A minha relação com a Ucrânia é um constante work in progress. Justifica emendas, rascunhos, supressões e acrescentos. Por outras palavras, mudo facilmente de opinião. Normalmente, várias vezes ao dia. Ou mudava.

Se, em Lviv, o sorriso ainda se misturava com a antipatia exploradora, em Kharkiv não é assim. Caro leitor, salvo raríssimas exceções, sinto-me rodeado por autómatos de olhar vítreo e feições rígidas. Sinto-me, meus amigos, a vítima numa paródia negra: a marioneta nas mãos de Tony Soprano.
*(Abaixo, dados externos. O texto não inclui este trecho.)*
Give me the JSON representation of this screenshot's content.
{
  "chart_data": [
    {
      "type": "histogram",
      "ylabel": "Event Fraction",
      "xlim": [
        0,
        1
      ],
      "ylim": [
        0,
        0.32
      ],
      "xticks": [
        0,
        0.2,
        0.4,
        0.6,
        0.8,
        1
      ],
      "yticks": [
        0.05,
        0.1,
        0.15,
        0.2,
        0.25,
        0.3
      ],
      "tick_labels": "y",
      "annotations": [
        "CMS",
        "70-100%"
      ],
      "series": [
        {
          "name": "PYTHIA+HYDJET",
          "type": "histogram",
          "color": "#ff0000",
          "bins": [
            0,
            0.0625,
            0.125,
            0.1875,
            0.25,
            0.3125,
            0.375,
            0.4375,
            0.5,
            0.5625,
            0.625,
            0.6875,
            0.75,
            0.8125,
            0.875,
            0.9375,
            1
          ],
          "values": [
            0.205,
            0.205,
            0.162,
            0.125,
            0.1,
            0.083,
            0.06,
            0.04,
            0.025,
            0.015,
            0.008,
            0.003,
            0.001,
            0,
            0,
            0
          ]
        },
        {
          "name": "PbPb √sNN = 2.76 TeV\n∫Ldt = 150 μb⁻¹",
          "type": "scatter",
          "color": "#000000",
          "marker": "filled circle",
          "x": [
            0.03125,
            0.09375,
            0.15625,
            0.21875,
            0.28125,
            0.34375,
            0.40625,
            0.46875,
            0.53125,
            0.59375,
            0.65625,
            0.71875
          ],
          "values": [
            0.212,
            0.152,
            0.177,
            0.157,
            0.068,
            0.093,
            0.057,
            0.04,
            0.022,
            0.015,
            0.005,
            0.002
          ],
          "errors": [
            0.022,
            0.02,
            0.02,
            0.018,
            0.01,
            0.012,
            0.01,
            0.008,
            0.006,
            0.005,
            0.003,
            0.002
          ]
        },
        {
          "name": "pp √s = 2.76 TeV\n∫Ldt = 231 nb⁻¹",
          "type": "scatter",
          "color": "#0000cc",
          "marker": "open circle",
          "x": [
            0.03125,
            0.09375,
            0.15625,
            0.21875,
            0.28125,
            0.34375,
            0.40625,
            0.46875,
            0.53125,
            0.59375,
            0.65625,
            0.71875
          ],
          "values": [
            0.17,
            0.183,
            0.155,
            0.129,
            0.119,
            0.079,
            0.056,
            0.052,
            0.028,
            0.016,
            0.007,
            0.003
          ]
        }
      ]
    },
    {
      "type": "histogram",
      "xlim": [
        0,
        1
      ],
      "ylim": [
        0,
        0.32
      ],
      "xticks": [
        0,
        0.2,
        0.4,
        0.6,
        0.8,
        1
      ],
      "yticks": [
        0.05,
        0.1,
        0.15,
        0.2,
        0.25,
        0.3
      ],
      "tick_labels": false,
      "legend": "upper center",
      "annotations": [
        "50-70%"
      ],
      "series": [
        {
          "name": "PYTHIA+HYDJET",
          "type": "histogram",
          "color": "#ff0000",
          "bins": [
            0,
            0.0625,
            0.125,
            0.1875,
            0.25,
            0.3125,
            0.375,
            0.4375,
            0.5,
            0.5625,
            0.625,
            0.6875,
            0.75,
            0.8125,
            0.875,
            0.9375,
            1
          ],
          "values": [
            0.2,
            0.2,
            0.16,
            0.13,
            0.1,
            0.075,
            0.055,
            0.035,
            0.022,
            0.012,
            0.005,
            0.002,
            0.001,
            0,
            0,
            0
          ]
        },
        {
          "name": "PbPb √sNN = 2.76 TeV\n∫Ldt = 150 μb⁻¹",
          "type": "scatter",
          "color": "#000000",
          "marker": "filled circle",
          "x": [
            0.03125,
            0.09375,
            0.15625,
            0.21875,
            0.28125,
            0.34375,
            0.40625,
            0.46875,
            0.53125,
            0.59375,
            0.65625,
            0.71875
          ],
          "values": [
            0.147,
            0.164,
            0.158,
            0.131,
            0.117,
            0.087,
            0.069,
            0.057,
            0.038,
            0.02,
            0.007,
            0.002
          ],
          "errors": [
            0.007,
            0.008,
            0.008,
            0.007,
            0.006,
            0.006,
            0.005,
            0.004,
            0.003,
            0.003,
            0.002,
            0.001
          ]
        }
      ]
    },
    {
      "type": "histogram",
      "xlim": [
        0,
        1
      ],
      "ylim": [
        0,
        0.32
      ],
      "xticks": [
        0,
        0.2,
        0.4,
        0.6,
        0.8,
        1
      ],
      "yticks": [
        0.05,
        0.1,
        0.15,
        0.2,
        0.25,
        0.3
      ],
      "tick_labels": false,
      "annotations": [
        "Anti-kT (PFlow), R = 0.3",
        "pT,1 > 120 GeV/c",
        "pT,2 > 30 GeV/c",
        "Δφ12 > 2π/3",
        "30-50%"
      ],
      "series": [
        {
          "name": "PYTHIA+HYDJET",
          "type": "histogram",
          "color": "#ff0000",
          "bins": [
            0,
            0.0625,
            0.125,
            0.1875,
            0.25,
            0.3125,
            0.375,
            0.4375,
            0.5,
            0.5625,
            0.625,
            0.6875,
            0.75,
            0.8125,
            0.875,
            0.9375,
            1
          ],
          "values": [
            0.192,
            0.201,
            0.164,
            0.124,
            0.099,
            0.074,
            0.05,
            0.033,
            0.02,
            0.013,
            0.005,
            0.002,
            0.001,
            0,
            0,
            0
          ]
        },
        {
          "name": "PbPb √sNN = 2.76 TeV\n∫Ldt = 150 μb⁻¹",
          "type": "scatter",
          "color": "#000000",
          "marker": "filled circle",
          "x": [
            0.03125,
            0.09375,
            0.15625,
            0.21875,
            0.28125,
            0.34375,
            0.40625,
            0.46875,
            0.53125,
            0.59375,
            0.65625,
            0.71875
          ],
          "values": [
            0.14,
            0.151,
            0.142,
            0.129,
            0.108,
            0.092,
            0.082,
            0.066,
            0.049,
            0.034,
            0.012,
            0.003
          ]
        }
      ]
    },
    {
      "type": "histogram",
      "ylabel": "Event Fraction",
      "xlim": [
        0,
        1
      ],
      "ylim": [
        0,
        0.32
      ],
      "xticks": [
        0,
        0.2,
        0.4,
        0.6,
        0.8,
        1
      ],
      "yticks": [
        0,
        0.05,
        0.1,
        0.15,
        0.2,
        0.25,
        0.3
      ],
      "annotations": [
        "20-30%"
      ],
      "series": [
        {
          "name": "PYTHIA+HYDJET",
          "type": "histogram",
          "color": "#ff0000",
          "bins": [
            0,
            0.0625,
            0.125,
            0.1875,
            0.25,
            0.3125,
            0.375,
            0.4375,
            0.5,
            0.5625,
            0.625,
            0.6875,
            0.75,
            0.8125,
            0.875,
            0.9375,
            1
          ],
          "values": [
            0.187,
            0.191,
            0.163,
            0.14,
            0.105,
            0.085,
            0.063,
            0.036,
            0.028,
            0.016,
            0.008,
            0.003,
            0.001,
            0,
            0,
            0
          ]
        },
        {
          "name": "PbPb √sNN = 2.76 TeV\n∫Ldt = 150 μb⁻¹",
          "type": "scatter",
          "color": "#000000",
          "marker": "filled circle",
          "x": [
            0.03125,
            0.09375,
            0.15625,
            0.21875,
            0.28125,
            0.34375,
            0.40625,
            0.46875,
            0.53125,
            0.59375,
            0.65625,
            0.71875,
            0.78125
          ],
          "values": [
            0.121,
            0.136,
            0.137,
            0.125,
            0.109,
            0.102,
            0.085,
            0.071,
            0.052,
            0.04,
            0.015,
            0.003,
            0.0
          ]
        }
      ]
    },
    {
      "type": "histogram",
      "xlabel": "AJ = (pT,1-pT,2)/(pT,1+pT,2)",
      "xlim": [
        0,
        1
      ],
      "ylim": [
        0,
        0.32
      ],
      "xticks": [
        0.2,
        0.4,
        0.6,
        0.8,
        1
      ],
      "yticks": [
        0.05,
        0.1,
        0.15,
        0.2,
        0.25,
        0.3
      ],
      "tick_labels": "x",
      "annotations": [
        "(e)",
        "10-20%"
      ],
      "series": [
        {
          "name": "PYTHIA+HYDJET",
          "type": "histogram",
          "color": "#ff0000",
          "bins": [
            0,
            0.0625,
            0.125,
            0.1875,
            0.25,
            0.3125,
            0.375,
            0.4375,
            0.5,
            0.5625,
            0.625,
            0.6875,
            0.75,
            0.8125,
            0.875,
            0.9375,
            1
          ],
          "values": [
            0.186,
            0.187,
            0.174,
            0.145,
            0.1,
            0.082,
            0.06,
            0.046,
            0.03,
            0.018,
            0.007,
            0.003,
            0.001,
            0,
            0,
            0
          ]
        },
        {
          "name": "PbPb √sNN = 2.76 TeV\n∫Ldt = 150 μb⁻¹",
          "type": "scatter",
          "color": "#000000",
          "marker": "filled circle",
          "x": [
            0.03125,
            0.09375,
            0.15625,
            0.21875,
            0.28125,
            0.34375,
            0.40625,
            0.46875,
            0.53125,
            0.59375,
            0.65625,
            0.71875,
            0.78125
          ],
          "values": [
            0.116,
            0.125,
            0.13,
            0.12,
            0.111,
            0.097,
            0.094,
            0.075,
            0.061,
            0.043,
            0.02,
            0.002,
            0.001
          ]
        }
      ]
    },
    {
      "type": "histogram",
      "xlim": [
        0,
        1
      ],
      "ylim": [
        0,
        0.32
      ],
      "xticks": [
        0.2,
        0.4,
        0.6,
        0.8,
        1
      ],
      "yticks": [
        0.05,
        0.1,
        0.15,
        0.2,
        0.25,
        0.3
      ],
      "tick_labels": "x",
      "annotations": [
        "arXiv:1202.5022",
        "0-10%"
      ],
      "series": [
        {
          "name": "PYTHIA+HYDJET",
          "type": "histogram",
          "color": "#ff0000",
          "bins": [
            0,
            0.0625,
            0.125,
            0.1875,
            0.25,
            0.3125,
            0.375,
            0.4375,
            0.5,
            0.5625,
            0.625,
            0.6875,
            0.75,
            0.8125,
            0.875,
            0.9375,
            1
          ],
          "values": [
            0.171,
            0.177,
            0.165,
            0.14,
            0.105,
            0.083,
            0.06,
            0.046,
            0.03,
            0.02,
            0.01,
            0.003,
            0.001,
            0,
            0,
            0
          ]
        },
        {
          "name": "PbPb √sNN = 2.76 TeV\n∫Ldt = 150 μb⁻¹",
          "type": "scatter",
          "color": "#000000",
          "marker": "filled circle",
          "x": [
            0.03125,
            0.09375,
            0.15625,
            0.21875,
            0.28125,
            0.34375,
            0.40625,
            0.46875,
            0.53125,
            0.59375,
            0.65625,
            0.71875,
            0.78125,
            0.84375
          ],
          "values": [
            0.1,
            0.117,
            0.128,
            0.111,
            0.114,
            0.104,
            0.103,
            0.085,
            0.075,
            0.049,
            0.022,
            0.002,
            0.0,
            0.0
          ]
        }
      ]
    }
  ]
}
Os episódios burlescos sucedem-se a um ritmo alucinante e sempre numa linguagem codificada. No caso, o indecifrável cirílico.

Saborear uma salada de frutas implica, por exemplo, uma fatura de oito itens. Sim, o malvado Soprano da caixa registadora faz questão de discriminar cada pedacinho de kiwi, uva, laranja e banana.

E tanto está atrás do balcão como salta para o volante do nosso autocarro. O sacana do Tony passou o dia a tratar mal a nossa guia, a rosnar enigmaticamente, a ameaçar ninguém sabe bem o quê. Teve de ser dispensado.

Pensávamos ter saído do jugo inquisidor quando, horas depois, o reencontrámos. Tony Soprano, mais sinistro do que nunca. Acenou-nos com o Media Entrance no estádio e meteu-nos num labirinto. Suámos, corremos, saltámos o tapume, fomos cobaias. Resistimos, escapámos.

Tony não desistiu. Nas largas avenidas da cidade, sem faixas de rodagem identificadas, perseguiu-nos como um doido. Passou vermelhos, desferiu insultos, driblou leis da física e não nos passou o recibo. What the hell?

Sobrevivi a Kharkiv, o Mr. Soprano deste Euro: damn you, Tony!